We're thinking about getting some peafowls and having them live in the field with the bucks. What I'm hoping someone knows is, what do peafowl need to eat? More specifically, could the 'main course' in the their meal be goat feed?


----------



## goathiker (Apr 14, 2011)

A 12 foot fence is a good start :lol:


----------



## Little-Bits-N-Pieces (Apr 7, 2013)

With a roof^^ :lol: 

They eat a lot of grass and grains. I feed mine whatever livestock grain I have. They eat the grain out of the hay and eat all kinds of grass too.


----------



## ShireRidgeFarm (Sep 24, 2015)

Ok, thanks for the info.  So, I guess them flying away is a problem?


----------



## goathiker (Apr 14, 2011)

They stay pretty close to home usually, although there is a group of wild turkeys here that have a male Peacock with them out in woods. I see them occasionally. 

They like to sun themselves up high, like on the roof of your house or barn. You can always tell where they are though, just follow the really really loud "HELP, HELP, MEOW" noises :lol:


----------



## billiejw89 (May 7, 2014)

Our neighbor across the road has them. We find their feathers all the time on our property. We have even found them roosting in our huge maple tree a few times. I love to see them.


----------



## ShireRidgeFarm (Sep 24, 2015)

I wouldn't have thought of turkeys and a peacock living in the wild together. That's pretty neat!

We think it would be fun to see the peacocks walking around in the field, but I don't want to have to feed them something my goats can't eat (cause it's very difficult keep goats out of any food with their reach ).


----------



## luvmyherd (Apr 9, 2011)

>>>So, I guess them flying away is a problem?<<<
The last we saw of our beautiful male he was soaring off into the wild blue yonder.


----------



## Steampunked (Mar 23, 2015)

Peafowl should be kept in an enclosure on the property for 3-6 months to make sure they'll know that it is 'home' - even then, they will wander, but they should come home to roost.

Turkeys and Peacocks together can be problematic - they're the same size, and have some of the same aggressive displays, which means that the cocks on both sides can really attack one another. That would not be a problem, but they have a language issue...

In turkeys, leaning down and extending the neck signifies: I'm beat, I give up, I'm your subordinate!

In peacocks, doing that means: I'm about to jump up and kick the stuffing out of you!
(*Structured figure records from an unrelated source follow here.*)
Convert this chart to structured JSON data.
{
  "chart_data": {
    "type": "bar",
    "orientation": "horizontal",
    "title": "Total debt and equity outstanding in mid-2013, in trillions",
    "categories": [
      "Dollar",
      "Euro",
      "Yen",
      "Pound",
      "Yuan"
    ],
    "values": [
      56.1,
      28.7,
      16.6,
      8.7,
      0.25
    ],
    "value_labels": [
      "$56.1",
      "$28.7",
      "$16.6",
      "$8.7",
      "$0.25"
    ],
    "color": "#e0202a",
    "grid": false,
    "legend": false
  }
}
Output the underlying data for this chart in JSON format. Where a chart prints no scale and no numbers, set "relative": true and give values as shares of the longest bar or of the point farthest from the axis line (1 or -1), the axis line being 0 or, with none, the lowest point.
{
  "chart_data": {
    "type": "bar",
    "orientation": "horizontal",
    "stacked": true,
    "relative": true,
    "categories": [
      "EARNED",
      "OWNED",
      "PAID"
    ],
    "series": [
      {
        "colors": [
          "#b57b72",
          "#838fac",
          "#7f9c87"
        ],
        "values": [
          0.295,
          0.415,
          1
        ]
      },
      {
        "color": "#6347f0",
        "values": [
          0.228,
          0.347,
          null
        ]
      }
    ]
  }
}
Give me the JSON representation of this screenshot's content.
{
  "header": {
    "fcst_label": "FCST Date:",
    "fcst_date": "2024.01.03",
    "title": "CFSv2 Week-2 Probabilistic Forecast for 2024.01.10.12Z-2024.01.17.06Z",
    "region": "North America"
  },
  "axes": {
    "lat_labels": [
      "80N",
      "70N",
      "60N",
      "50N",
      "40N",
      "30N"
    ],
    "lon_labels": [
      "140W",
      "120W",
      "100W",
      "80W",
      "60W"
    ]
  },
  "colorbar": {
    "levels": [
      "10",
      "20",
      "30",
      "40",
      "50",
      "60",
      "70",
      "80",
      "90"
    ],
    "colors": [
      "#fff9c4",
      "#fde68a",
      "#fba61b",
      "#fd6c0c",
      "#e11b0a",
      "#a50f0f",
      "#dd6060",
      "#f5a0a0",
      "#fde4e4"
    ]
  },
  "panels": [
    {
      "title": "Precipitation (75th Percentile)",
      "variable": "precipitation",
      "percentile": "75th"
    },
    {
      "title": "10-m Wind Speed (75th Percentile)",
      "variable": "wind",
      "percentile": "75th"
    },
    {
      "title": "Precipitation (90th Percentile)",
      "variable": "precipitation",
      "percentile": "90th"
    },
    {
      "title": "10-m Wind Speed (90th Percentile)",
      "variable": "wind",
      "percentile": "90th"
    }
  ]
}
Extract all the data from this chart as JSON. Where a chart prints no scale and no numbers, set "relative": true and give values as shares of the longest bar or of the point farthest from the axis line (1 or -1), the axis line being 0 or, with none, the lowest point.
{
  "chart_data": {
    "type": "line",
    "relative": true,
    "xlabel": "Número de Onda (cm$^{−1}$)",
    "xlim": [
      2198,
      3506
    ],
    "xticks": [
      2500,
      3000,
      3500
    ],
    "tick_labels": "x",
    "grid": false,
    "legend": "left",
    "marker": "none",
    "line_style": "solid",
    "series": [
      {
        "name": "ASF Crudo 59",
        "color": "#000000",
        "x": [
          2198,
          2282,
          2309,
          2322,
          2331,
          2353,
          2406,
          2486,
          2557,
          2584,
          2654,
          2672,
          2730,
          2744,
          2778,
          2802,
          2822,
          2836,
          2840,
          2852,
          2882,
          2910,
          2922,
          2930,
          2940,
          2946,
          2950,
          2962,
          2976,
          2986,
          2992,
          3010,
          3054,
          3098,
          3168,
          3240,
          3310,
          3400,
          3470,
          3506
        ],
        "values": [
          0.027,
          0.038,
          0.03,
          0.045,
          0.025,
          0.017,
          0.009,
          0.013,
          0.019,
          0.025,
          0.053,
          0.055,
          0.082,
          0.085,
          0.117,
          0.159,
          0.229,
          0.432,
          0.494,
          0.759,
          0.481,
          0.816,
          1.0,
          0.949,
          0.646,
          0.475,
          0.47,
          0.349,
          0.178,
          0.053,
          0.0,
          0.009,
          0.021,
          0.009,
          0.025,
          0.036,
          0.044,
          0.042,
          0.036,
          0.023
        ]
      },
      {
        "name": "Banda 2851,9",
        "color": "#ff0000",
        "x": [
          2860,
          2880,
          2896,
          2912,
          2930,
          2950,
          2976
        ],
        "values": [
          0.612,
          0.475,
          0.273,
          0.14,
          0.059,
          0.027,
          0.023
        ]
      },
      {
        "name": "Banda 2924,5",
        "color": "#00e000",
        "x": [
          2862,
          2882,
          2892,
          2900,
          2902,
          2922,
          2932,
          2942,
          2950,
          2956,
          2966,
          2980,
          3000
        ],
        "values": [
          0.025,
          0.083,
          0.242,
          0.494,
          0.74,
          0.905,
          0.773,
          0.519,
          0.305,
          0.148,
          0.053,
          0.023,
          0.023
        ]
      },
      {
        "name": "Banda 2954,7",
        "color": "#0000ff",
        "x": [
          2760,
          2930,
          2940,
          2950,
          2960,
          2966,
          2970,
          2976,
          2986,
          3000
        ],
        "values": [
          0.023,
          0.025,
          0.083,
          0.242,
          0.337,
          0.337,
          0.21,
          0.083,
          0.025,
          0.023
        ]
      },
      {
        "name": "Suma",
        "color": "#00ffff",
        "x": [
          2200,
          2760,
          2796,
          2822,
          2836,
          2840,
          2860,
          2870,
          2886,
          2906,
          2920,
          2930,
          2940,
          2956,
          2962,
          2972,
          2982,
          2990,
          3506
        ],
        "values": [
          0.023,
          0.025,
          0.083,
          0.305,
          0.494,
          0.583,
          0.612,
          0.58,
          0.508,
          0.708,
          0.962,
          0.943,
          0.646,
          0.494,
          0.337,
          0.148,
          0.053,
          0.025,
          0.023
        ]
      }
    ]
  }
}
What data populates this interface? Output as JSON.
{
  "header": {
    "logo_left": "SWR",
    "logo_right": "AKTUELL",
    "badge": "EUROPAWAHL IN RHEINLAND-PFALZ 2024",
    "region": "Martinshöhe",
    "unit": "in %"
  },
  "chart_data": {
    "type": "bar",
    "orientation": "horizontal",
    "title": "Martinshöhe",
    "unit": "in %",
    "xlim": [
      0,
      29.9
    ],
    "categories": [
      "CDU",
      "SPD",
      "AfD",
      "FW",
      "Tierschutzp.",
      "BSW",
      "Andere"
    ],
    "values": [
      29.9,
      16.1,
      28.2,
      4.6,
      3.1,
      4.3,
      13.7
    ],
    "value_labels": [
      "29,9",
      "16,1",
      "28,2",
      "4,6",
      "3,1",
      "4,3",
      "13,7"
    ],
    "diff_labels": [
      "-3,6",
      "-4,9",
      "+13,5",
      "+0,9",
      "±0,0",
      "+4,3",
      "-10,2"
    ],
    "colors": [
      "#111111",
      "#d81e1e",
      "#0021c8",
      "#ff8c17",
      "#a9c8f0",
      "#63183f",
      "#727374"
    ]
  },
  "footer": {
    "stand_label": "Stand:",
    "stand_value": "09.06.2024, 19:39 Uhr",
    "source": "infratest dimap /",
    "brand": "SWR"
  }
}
So you can end up with a situation where the poor turkey is desperately signifying defeat while the peacock kills him for refusing to give in. Sounds like that might have happened amongst the wild turkeys...peacocks are headstrong and pretty tough!


----------



## goathiker (Apr 14, 2011)

Yes, I didn't see a Tom in the group but, the cock has about 8 or 9 hens travelling with him. Luckily, they are really common here so the unproductive group won't be missed much. One year we had a wild hen show up out of the blue and stay with our horses on our lease land for 2 years. We thought something must have picked off the rest of the group and she figured out that she was safer with the horses.


----------



## Goatzrule (Feb 7, 2013)

I was looking into them as a school project beautiful but kinda a lot of work.


----------



## ShireRidgeFarm (Sep 24, 2015)

They're really neat, and it'd just be fun to see them walking around. But I don't know if it'd really work with them flying all over the place - our donkey does not like to share his space with other animals.  Anyway, we'll see what happens. 

Thanks for the info, everyone!


----------